You never dismissed without consolation and assistance anyone who had recourse to you.
I, therefore, invoke your powerful intercession, confident in the hope that you will hear my prayers and obtain for me the special grace and favor I earnestly implore.

{mention your petition}

Help me, great Saint Benedict, to live and die as a faithful child of God, to run in the sweetness of His loving will, and to attain the eternal happiness of heaven.

Amen.

O Holy Father, St. Benedict, pray for us.

 

St. Benedict Novena Day 6 – Discerning Hearts podcast

In the Holy Rule, St. Benedict you have said:

The twelfth degree of humility is, when a monk is not only humble of heart, but always let it appear also in his whole exterior to all that see him; … and always saying to himself in his heart what the publican in the Gospel said, with his eyes fixed on the ground: “Lord, I am a sinner and not worthy to lift up mine eyes to heaven” (Lk 18:13)…

Having, therefore, ascended all these degrees of humility, the monk will presently arrive at that love of God, which being perfect, cast out fear (1 Jn 4:18).
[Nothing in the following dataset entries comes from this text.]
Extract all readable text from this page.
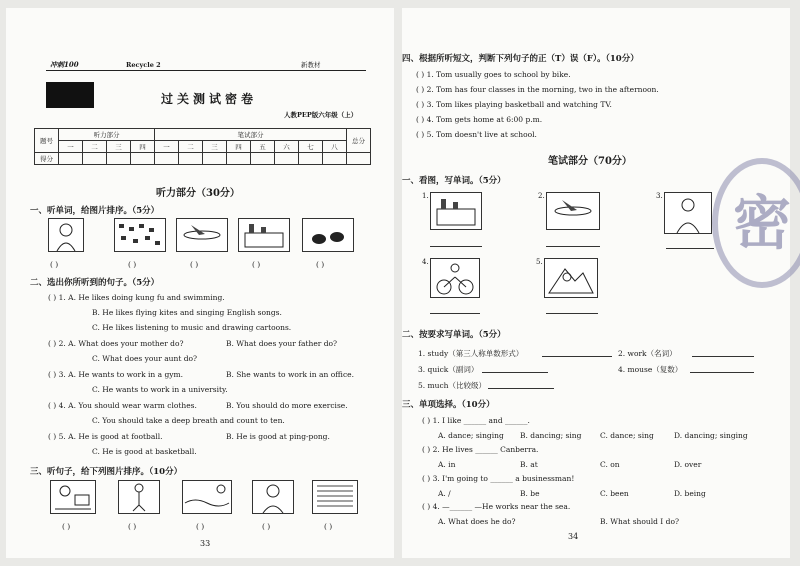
冲刺100	Recycle 2	新教材
过关测试密卷
人教PEP版六年级（上）
题号	听力部分				笔试部分								总分
	一	二	三	四	一	二	三	四	五	六	七	八	
得分													
听力部分（30分）
一、听单词，给图片排序。（5分）
( )	( )	( )	( )	( )
二、选出你所听到的句子。（5分）
( ) 1. A. He likes doing kung fu and swimming.
B. He likes flying kites and singing English songs.
C. He likes listening to music and drawing cartoons.
( ) 2. A. What does your mother do?	B. What does your father do?
C. What does your aunt do?
( ) 3. A. He wants to work in a gym.	B. She wants to work in an office.
C. He wants to work in a university.
( ) 4. A. You should wear warm clothes.	B. You should do more exercise.
C. You should take a deep breath and count to ten.
( ) 5. A. He is good at football.	B. He is good at ping-pong.
C. He is good at basketball.
三、听句子，给下列图片排序。（10分）
( )	( )	( )	( )	( )
33
四、根据所听短文，判断下列句子的正（T）误（F）。（10分）
( ) 1. Tom usually goes to school by bike.
( ) 2. Tom has four classes in the morning, two in the afternoon.
( ) 3. Tom likes playing basketball and watching TV.
( ) 4. Tom gets home at 6:00 p.m.
( ) 5. Tom doesn't live at school.
笔试部分（70分）
一、看图，写单词。（5分）
1.	2.	3.
4.	5.
二、按要求写单词。（5分）
1. study（第三人称单数形式）	2. work（名词）
3. quick（副词）	4. mouse（复数）
5. much（比较级）
三、单项选择。（10分）
( ) 1. I like ______ and ______.
A. dance; singing B. dancing; sing C. dance; sing	D. dancing; singing
( ) 2. He lives ______ Canberra.
A. in	B. at	C. on	D. over
( ) 3. I'm going to ______ a businessman!
A. /	B. be	C. been	D. being
( ) 4. —______ —He works near the sea.
A. What does he do?	B. What should I do?
34
密
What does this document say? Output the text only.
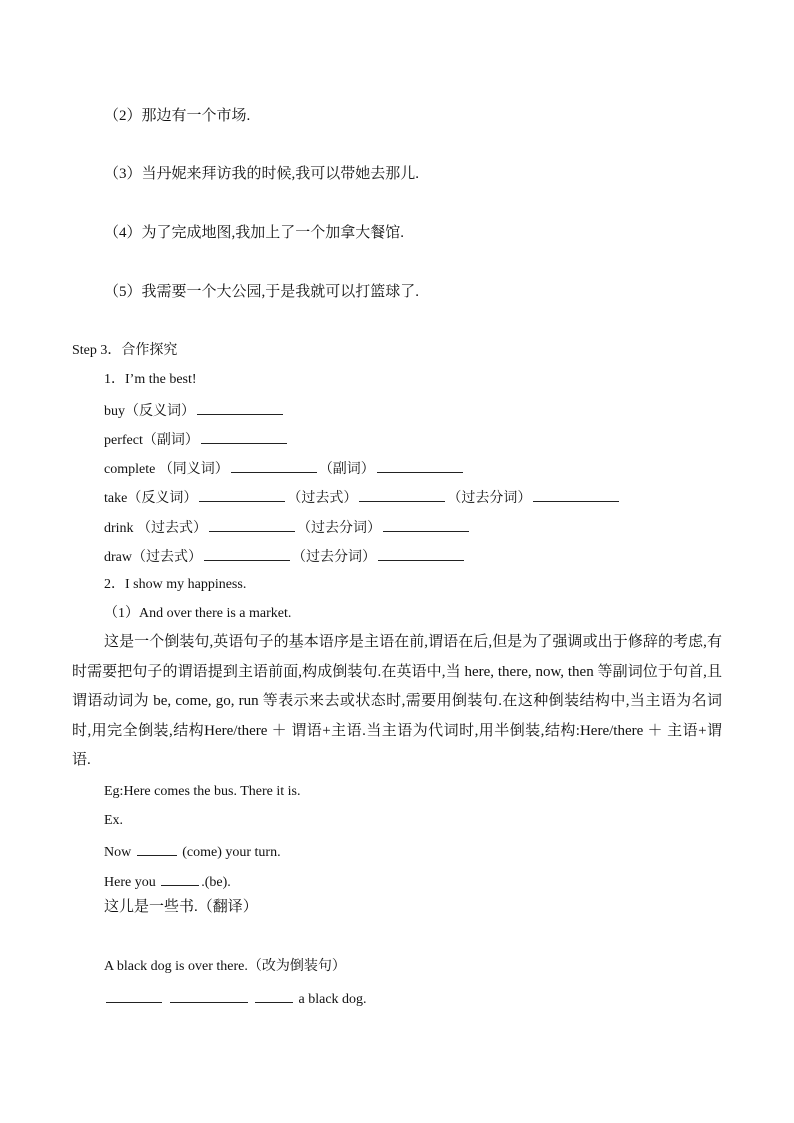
（2）那边有一个市场.
（3）当丹妮来拜访我的时候,我可以带她去那儿.
（4）为了完成地图,我加上了一个加拿大餐馆.
（5）我需要一个大公园,于是我就可以打篮球了.
Step 3．合作探究
1．I’m the best!
buy（反义词）
perfect（副词）
complete （同义词）	（副词）
take（反义词）	（过去式）	（过去分词）
drink （过去式）	（过去分词）
draw（过去式）	（过去分词）
2．I show my happiness.
（1）And over there is a market.
这是一个倒装句,英语句子的基本语序是主语在前,谓语在后,但是为了强调或出于修辞的考虑,有时需要把句子的谓语提到主语前面,构成倒装句.在英语中,当 here, there, now, then 等副词位于句首,且谓语动词为 be, come, go, run 等表示来去或状态时,需要用倒装句.在这种倒装结构中,当主语为名词时,用完全倒装,结构Here/there ＋ 谓语+主语.当主语为代词时,用半倒装,结构:Here/there ＋ 主语+谓语.
Eg:Here comes the bus. There it is.
Ex.
Now	(come) your turn.
Here you	.(be).
这儿是一些书.（翻译）
A black dog is over there.（改为倒装句）
a black dog.
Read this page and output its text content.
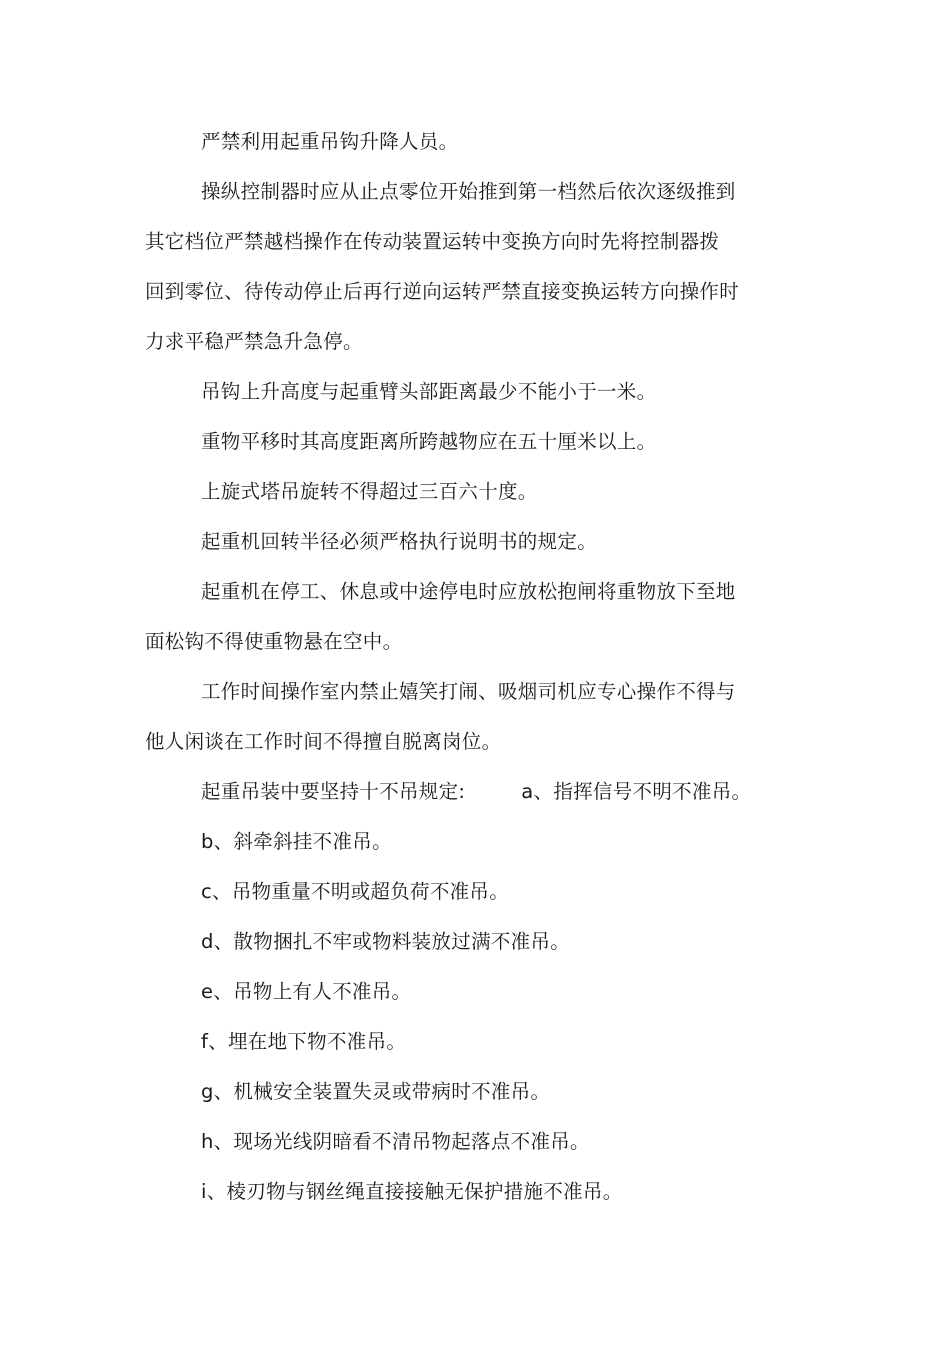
严禁利用起重吊钩升降人员。

操纵控制器时应从止点零位开始推到第一档然后依次逐级推到
其它档位严禁越档操作在传动装置运转中变换方向时先将控制器拨
回到零位、待传动停止后再行逆向运转严禁直接变换运转方向操作时
力求平稳严禁急升急停。

吊钩上升高度与起重臂头部距离最少不能小于一米。

重物平移时其高度距离所跨越物应在五十厘米以上。

上旋式塔吊旋转不得超过三百六十度。

起重机回转半径必须严格执行说明书的规定。

起重机在停工、休息或中途停电时应放松抱闸将重物放下至地
面松钩不得使重物悬在空中。
工作时间操作室内禁止嬉笑打闹、吸烟司机应专心操作不得与
他人闲谈在工作时间不得擅自脱离岗位。

起重吊装中要坚持十不吊规定:	a、指挥信号不明不准吊。

b、斜牵斜挂不准吊。

c、吊物重量不明或超负荷不准吊。

d、散物捆扎不牢或物料装放过满不准吊。

e、吊物上有人不准吊。

f、埋在地下物不准吊。

g、机械安全装置失灵或带病时不准吊。

h、现场光线阴暗看不清吊物起落点不准吊。

i、棱刃物与钢丝绳直接接触无保护措施不准吊。
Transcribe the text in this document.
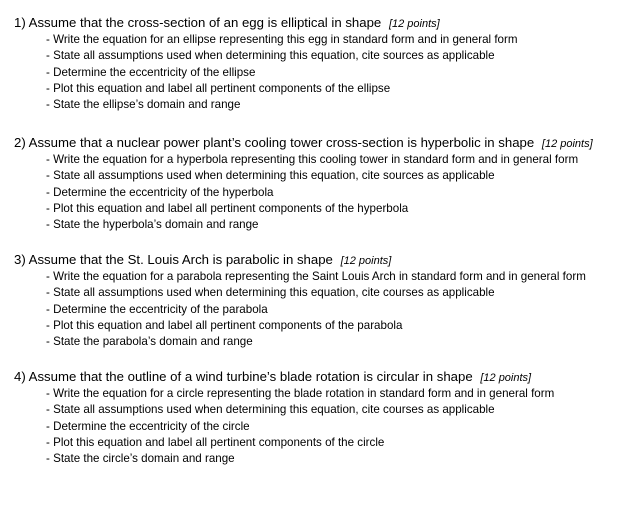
1) Assume that the cross-section of an egg is elliptical in shape [12 points]
- Write the equation for an ellipse representing this egg in standard form and in general form
- State all assumptions used when determining this equation, cite sources as applicable
- Determine the eccentricity of the ellipse
- Plot this equation and label all pertinent components of the ellipse
- State the ellipse’s domain and range
2) Assume that a nuclear power plant’s cooling tower cross-section is hyperbolic in shape [12 points]
- Write the equation for a hyperbola representing this cooling tower in standard form and in general form
- State all assumptions used when determining this equation, cite sources as applicable
- Determine the eccentricity of the hyperbola
- Plot this equation and label all pertinent components of the hyperbola
- State the hyperbola’s domain and range
3) Assume that the St. Louis Arch is parabolic in shape [12 points]
- Write the equation for a parabola representing the Saint Louis Arch in standard form and in general form
- State all assumptions used when determining this equation, cite courses as applicable
- Determine the eccentricity of the parabola
- Plot this equation and label all pertinent components of the parabola
- State the parabola’s domain and range
4) Assume that the outline of a wind turbine’s blade rotation is circular in shape [12 points]
- Write the equation for a circle representing the blade rotation in standard form and in general form
- State all assumptions used when determining this equation, cite courses as applicable
- Determine the eccentricity of the circle
- Plot this equation and label all pertinent components of the circle
- State the circle’s domain and range
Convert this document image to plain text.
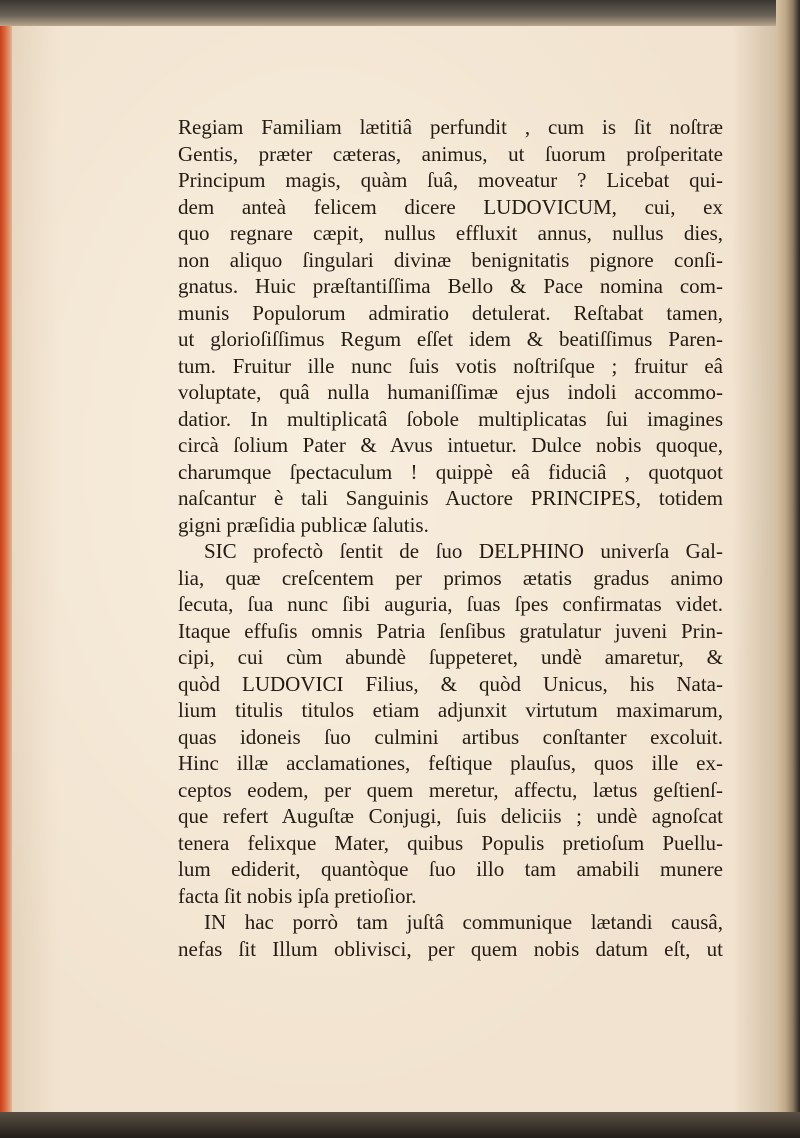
Regiam Familiam lætitiâ perfundit , cum is ſit noſtræ
Gentis, præter cæteras, animus, ut ſuorum proſperitate
Principum magis, quàm ſuâ, moveatur ? Licebat qui-
dem anteà felicem dicere LUDOVICUM, cui, ex
quo regnare cæpit, nullus effluxit annus, nullus dies,
non aliquo ſingulari divinæ benignitatis pignore conſi-
gnatus. Huic præſtantiſſima Bello & Pace nomina com-
munis Populorum admiratio detulerat. Reſtabat tamen,
ut glorioſiſſimus Regum eſſet idem & beatiſſimus Paren-
tum. Fruitur ille nunc ſuis votis noſtriſque ; fruitur eâ
voluptate, quâ nulla humaniſſimæ ejus indoli accommo-
datior. In multiplicatâ ſobole multiplicatas ſui imagines
circà ſolium Pater & Avus intuetur. Dulce nobis quoque,
charumque ſpectaculum ! quippè eâ fiduciâ , quotquot
naſcantur è tali Sanguinis Auctore PRINCIPES, totidem
gigni præſidia publicæ ſalutis.
SIC profectò ſentit de ſuo DELPHINO univerſa Gal-
lia, quæ creſcentem per primos ætatis gradus animo
ſecuta, ſua nunc ſibi auguria, ſuas ſpes confirmatas videt.
Itaque effuſis omnis Patria ſenſibus gratulatur juveni Prin-
cipi, cui cùm abundè ſuppeteret, undè amaretur, &
quòd LUDOVICI Filius, & quòd Unicus, his Nata-
lium titulis titulos etiam adjunxit virtutum maximarum,
quas idoneis ſuo culmini artibus conſtanter excoluit.
Hinc illæ acclamationes, feſtique plauſus, quos ille ex-
ceptos eodem, per quem meretur, affectu, lætus geſtienſ-
que refert Auguſtæ Conjugi, ſuis deliciis ; undè agnoſcat
tenera felixque Mater, quibus Populis pretioſum Puellu-
lum ediderit, quantòque ſuo illo tam amabili munere
facta ſit nobis ipſa pretioſior.
IN hac porrò tam juſtâ communique lætandi causâ,
nefas ſit Illum oblivisci, per quem nobis datum eſt, ut
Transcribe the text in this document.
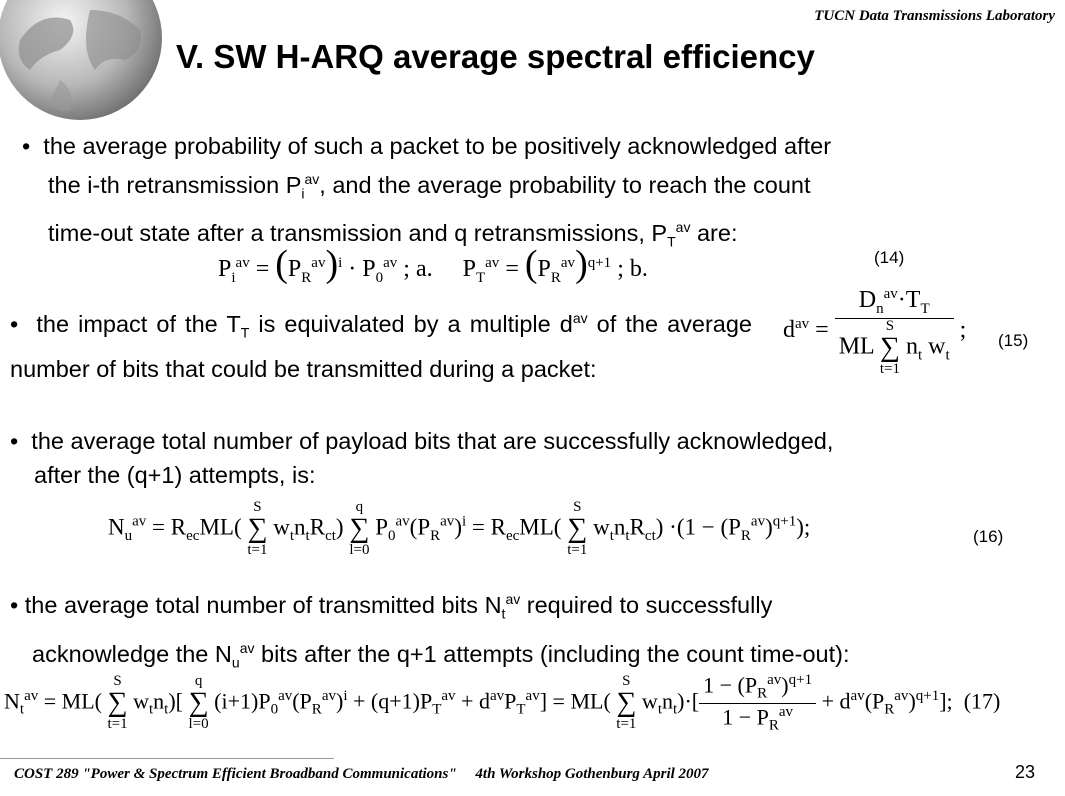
TUCN Data Transmissions Laboratory
V. SW H-ARQ average spectral efficiency
•  the average probability of such a packet to be positively acknowledged after
the i-th retransmission $P_i^{av}$, and the average probability to reach the count
time-out state after a transmission and q retransmissions, $P_T^{av}$ are:
$P_i^{av} = (P_R^{av})^i \cdot P_0^{av}$ ; a.     $P_T^{av} = (P_R^{av})^{q+1}$ ; b.	(14)
•  the impact of the $T_T$ is equivalated by a multiple $d^{av}$ of the average number of bits that could be transmitted during a packet:
$d^{av} = D_n^{av}\cdot T_T$
ML
S
∑
t=1
$n_t$ $w_t$ ; (15)
•  the average total number of payload bits that are successfully acknowledged,
after the (q+1) attempts, is:
$N_u^{av} = R_{ec}ML$(
S
∑
t=1
$w_tn_tR_{ct}$)
q
∑
l=0
$P_0^{av}(P_R^{av})^i = R_{ec}ML$(
S
∑
t=1
$w_tn_tR_{ct}) \cdot(1 - (P_R^{av})^{q+1})$;	(16)
• the average total number of transmitted bits $N_t^{av}$ required to successfully
acknowledge the $N_u^{av}$ bits after the q+1 attempts (including the count time-out):
$N_t^{av} = ML$(
S
∑
t=1
$w_tn_t$)[
q
∑
l=0
$(i+1)P_0^{av}(P_R^{av})^i + (q+1)P_T^{av} + d^{av}P_T^{av}] = ML$(
S
∑
t=1
$w_tn_t)\cdot[ \frac{1 - (P_R^{av})^{q+1}}{1 - P_R^{av}} + d^{av}(P_R^{av})^{q+1}]$;  (17)
COST 289 "Power & Spectrum Efficient Broadband Communications"     4th Workshop Gothenburg April 2007	23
In virtue of this love all things which at first he observed not without fear, he will now begin to keep without any effort, and as it were, naturally by force of habit, no longer from the fear of hell, but from the love of Christ, from the very habit of good and the pleasure in virtue. May the Lord be pleased to manifest all this by His Holy Spirit in His laborer now cleansed from vice and sin.  (Holy Rule 7)

Glorious Saint Benedict,
sublime model of virtue, pure vessel of God’s grace!
Behold me humbly kneeling at your feet.
I implore you in your loving kindness to pray for me before the throne of God.

To you, I have recourse in the dangers that daily surround me.
Shield me against my selfishness and my indifference to God and to my neighbor.
Inspire me to imitate you in all things.
May your blessing be with me always, so that I may see and serve Christ in others and work for His kingdom.

Graciously obtain for me from God those favors and graces which I need so much in the trials, miseries, and afflictions of life.
Your heart was always full of love, compassion and mercy toward those who were afflicted or troubled in any way.
You never dismissed without consolation and assistance anyone who had recourse to you.
I, therefore, invoke your powerful intercession, confident in the hope that you will hear my prayers and obtain for me the special grace and favor I earnestly implore.

{mention your petition}

Help me, great Saint Benedict, to live and die as a faithful child of God, to run in the sweetness of His loving will, and to attain the eternal happiness of heaven.

Amen.

O Holy Father, St. Benedict, pray for us.